April 17-19, 2009
1333 H Street NE
Washington, DC 20002
Tickets: visit http://www.atlasarts.org/ or call (202) 399-7997
Last week, the PoP community discussed and debated at great length the recent increase in youth violence seen and reported on the streets of Columbia Heights, Petworth, and the surrounding DC neighborhoods. Many potential solutions were offered. But with the DC government’s systemic failures to overcome — not to mention the vast socioeconomic gap between DC’s haves and have-nots — the problem of escalating youth violence can feel hopeless at times. And with the news of an unending parade of violent youth offenders overrunning our outmoded juvenile justice system, it’s easy to forget that most teenagers in DC — whether rich or poor, black or white — are inherently decent, non-violent kids worthy of our support.
An inspiring group of these forgotten teenagers participate in DC’s City at Peace, “a nationally recognized nonprofit organization that empowers teenagers to create safe, peaceful, and productive lives and communities.” Each year, City at Peace organizes DC teenagers as they write and star in their own musical play, based on the tenets of non-violent conflict resolution.
City at Peace’s last two spring performances did much to restore my personal faith in our next generation. Teenagers who, at first glance, appeared as menacing as those I’d cross the street to avoid late at night, sang and danced and acted their way into the audience’s hearts. I don’t know the particulars of this year’s play, LIVING [in theory] (taking the stage at the Atlas Performing Arts Center on April 17, 18, and 19), but I can assure you there’ll be plenty of artistic talent on display. More important, I promise you’ll witness dozens of DC teenagers — most of whom are as economically and socially disadvantaged as their violent counterparts — performing on stage out of a genuine sense of hope and pride and confidence in their generation.

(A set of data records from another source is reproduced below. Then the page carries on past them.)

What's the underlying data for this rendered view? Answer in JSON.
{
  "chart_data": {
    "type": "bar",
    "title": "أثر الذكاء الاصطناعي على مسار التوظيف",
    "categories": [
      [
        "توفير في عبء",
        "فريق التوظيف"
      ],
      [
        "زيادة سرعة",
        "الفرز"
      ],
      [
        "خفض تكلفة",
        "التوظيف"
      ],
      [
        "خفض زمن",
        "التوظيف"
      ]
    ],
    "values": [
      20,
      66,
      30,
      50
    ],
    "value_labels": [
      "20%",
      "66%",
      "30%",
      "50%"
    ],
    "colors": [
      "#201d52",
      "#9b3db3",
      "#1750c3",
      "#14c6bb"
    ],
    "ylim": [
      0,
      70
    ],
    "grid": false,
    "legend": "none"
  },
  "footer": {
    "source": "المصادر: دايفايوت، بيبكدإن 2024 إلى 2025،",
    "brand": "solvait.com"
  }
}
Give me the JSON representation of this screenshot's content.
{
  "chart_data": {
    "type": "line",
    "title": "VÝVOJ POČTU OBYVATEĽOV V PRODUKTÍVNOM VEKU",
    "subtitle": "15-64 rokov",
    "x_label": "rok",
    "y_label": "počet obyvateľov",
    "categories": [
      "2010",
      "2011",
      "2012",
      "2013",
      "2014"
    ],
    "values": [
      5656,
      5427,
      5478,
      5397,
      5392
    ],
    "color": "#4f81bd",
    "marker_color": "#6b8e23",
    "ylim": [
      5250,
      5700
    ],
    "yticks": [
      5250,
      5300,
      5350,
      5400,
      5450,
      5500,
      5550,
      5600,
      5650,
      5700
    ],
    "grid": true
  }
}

I’m all in favor of organizing communities for safer neighborhoods, and petitioning the DC government to reform the juvenile justice system, before any more youth offenders are hardened into lifelong, violent criminals. I also believe that, as cliché as it sounds, everyone has the potential to make a difference in a young person’s life, no matter how powerless he or she may feel. But it’s ultimately programs like City at Peace that can, with our support, equip a whole legion of peace-loving young men and women with tools for curbing the increasing violence and nihilism of their generation. So check out the show this weekend — you won’t be disappointed!